Rute Borrego, coordenadora do estudo da parte do Conselho Nacional da Juventude, explicou ao i que o objectivo foi fazer um primeiro inquérito piloto à população universitária, que permita identificar necessidades de intervenção, mas também testar metodologia. Nesta primeira fase, o trabalho centrou-se na Universidade de Lisboa e teve o envolvimento pro bono de uma equipa de oito investigadores. Para o futuro, além de conseguir uma periodicidade de inquéritos a cada quatro anos, como nos inquéritos do ensino obrigatório, o desafio é estender o projecto a todas as cidades universitárias do país. Para a responsável, são muitos os impactos que se pode começar desde já a pensar. Do lado das associações académicas, sublinhou, existe a vontade de fazer mais campanhas de prevenção e até de trabalhar na promoção de saúde junto de alunos mais jovens. Por outro lado, nas faculdades, uma das ideias será aumentar, por exemplo, espaços para estudantes que querem levar refeições de casa, à semelhança do que se faz em alguns locais de trabalho. "Hoje os espaços que temos são reduzidos", diz. Acima de tudo, sublinhou, importam políticas intersectoriais. A visão do CNJ é que não se pretende lançar uma "caça às bruxas" dos hábitos do estudantes, mas ter informação concreta para intervir melhor. Na apresentação, representantes das associações académicas envolvidas no projecto ajudaram com algum contexto. As situações são conhecidas, mas existe também a percepção de que a lei está cada vez menos apertada e o consumo é incentivado: uma cerveja custa 50 cêntimos e uma garrafa de água um euro. Ainda assim, reiteraram o compromisso para promover hábitos saudáveis e mais actividade desportivo.

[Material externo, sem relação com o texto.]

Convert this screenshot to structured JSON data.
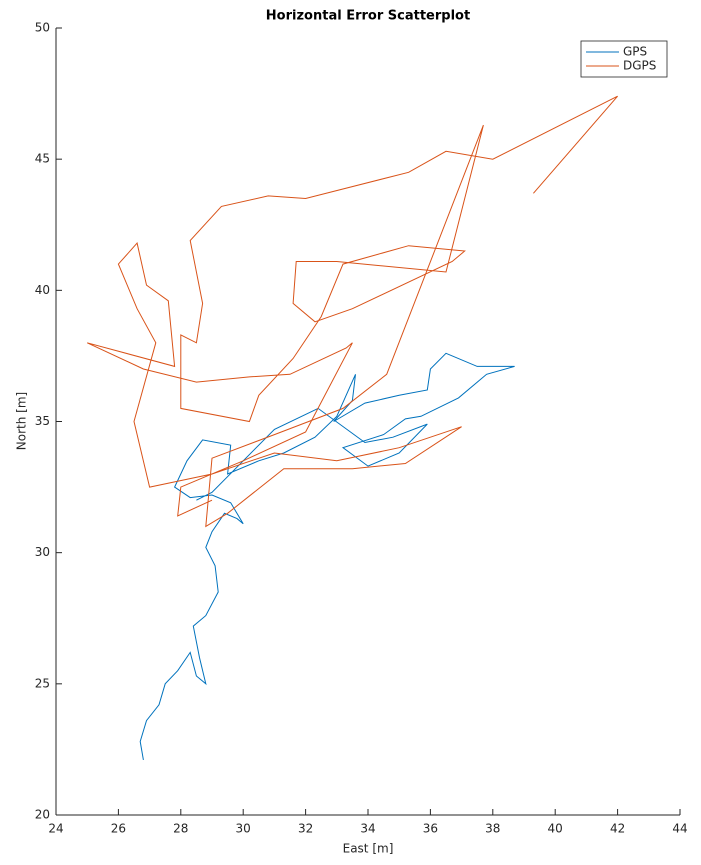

Leal da Costa, Secretário de Estado da Saúde, sublinhou no final da apresentação do estudo que é preciso prevenir mais, mostrando preocupação com indicadores psicológico ou relações desprotegidas. Disse também ser preciso perceber o que pesa nos consumos menos saudáveis: se os desafios académicos ou escolhas erradas. Emídio Guerreiro, Secretário do Estado do Desporto, considerou que há alguma confusão nas percepções dos jovens: "comem mal, bebem muito, fumam muito, não fazem desporto mas têm uma saúde de ferro", disse. Anunciou, contudo, que no próximo ano haverá um plano nacional de desporto dirigido a toda a população.